Sadly, since it is copyrighted material I can't give it to anyone. But I will help you if I can.
I'm no expert, there are a LOT of people on here who know a LOT more then I do, so take what I say with a grain of salt.
The original IMAX MKV is a one-for-one copy of the Blu-ray. In order to re-frame it I had to re-encode, in Handbrake, to get the 2.39 MKV. I kept the quality to the same level as the original and it looks the same but anytime you re-encode there is the chance for some loss. Nature of the beast. The original is 25.9 Mbps vs the re-encode is 27.9 Mbps (I was trying to hit the same target size).
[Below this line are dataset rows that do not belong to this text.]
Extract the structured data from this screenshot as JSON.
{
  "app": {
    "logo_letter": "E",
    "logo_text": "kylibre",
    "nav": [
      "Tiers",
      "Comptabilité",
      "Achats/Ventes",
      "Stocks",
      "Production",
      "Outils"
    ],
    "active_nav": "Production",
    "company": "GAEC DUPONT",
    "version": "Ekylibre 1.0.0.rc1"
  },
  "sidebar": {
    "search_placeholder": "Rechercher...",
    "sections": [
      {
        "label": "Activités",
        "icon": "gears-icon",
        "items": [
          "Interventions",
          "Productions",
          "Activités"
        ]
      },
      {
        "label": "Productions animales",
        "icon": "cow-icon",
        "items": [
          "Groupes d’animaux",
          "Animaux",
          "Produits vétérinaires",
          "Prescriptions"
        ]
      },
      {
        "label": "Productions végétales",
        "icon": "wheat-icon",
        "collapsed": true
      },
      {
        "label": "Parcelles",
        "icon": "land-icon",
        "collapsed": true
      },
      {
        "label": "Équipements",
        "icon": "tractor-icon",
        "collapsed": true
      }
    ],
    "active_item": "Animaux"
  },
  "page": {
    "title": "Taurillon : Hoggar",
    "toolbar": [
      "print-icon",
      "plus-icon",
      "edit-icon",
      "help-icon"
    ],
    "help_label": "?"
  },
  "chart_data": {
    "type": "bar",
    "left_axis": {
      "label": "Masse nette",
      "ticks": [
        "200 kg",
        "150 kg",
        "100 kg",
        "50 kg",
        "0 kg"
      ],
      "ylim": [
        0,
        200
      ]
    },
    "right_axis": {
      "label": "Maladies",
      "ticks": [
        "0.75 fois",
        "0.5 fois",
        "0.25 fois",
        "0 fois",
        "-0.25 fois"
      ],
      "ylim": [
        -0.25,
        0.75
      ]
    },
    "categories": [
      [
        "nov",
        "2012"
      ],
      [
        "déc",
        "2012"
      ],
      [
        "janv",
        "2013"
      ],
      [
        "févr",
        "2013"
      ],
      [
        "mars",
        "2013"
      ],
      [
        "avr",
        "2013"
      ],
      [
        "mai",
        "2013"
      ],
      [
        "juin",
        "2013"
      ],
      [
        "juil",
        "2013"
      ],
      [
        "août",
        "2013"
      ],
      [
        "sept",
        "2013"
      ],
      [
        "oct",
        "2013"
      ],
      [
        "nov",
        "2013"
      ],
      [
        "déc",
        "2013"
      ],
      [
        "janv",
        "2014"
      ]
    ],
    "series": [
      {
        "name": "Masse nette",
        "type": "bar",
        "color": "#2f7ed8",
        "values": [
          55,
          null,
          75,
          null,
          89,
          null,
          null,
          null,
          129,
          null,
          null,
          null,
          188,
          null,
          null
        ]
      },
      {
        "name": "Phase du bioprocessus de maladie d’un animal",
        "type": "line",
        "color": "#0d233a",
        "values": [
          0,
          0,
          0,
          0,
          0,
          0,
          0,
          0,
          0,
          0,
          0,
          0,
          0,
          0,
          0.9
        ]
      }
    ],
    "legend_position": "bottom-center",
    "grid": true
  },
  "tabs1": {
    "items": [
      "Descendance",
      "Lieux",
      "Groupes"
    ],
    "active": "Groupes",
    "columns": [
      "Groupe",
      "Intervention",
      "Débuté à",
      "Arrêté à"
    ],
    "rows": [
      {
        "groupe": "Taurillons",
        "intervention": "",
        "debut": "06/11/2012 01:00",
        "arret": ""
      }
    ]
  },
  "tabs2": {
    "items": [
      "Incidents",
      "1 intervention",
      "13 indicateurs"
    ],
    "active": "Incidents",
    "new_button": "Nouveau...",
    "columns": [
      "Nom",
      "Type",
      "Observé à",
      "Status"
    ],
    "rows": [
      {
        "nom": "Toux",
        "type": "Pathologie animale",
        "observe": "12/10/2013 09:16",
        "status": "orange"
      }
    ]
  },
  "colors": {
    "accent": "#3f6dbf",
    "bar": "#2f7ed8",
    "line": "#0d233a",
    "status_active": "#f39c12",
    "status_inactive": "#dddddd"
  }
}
Otherwise I took the existing DTS-MA audio from the original IMAX MKV and muxed it into the 2.39 MKV (using mkvmerge), so there is zero loss in audio. If you demux the MKV you can create a blu-ray or AVC disc with free programs like multiAVCHD to create it. Sadly the max size for a AVC is the max size of a dual layer DVD so 8.9 GB far less then the ~35-36 GB of the original Blu-ray. AVC will work in the PS3.
Realistically if you did it more "professionally" you would rip the original mt2s files and crop in a professional editor and then output to a Blu-ray. I rip MKVs since I play movies on my screen via HTPC or Dune player.